Parameter Required when flags Description
--space-ranger-dir --load-space-ranger Space Ranger output directory to scan.
--space-ranger-assets optional --load-space-ranger Output JSON manifest path (defaults under --out-dir).
--width --run-ficture2 Hexagon width(s) in µm for training/projection.
--n-factor --run-ficture2 Factor count(s) for FICTURE training.
--cell-id --import-cells Asset ID/prefix for cell outputs.
--image-ids or --all-images --import-images Choose specific image IDs or import all detected.
--id --run-cartload2 Catalog ID (used in catalog.yaml and outputs).
--s3-dir --upload-aws Destination S3 path (e.g., s3://bucket/prefix).

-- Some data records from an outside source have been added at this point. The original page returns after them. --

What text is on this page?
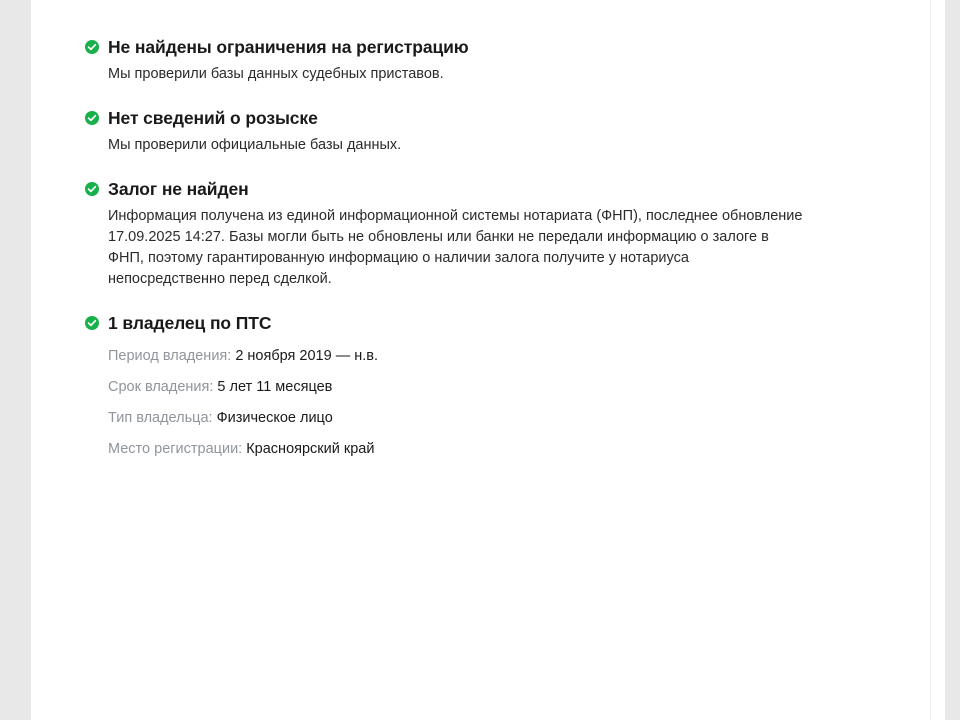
Не найдены ограничения на регистрацию
Мы проверили базы данных судебных приставов.
Нет сведений о розыске
Мы проверили официальные базы данных.
Залог не найден
Информация получена из единой информационной системы нотариата (ФНП), последнее обновление 17.09.2025 14:27. Базы могли быть не обновлены или банки не передали информацию о залоге в ФНП, поэтому гарантированную информацию о наличии залога получите у нотариуса непосредственно перед сделкой.
1 владелец по ПТС
Период владения: 2 ноября 2019 — н.в.
Срок владения: 5 лет 11 месяцев
Тип владельца: Физическое лицо
Место регистрации: Красноярский край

--out-dir any action Output root directory for generated artifacts.
--dry-run, --restart optional (any) Control execution (preview or rerun ignoring existing outputs).
--n-jobs, --threads optional (any) Parallelism for Make/GDAL/tippecanoe steps.

Outputs

See more details of output at the Reference pages for run_ficture2 and run_cartload2.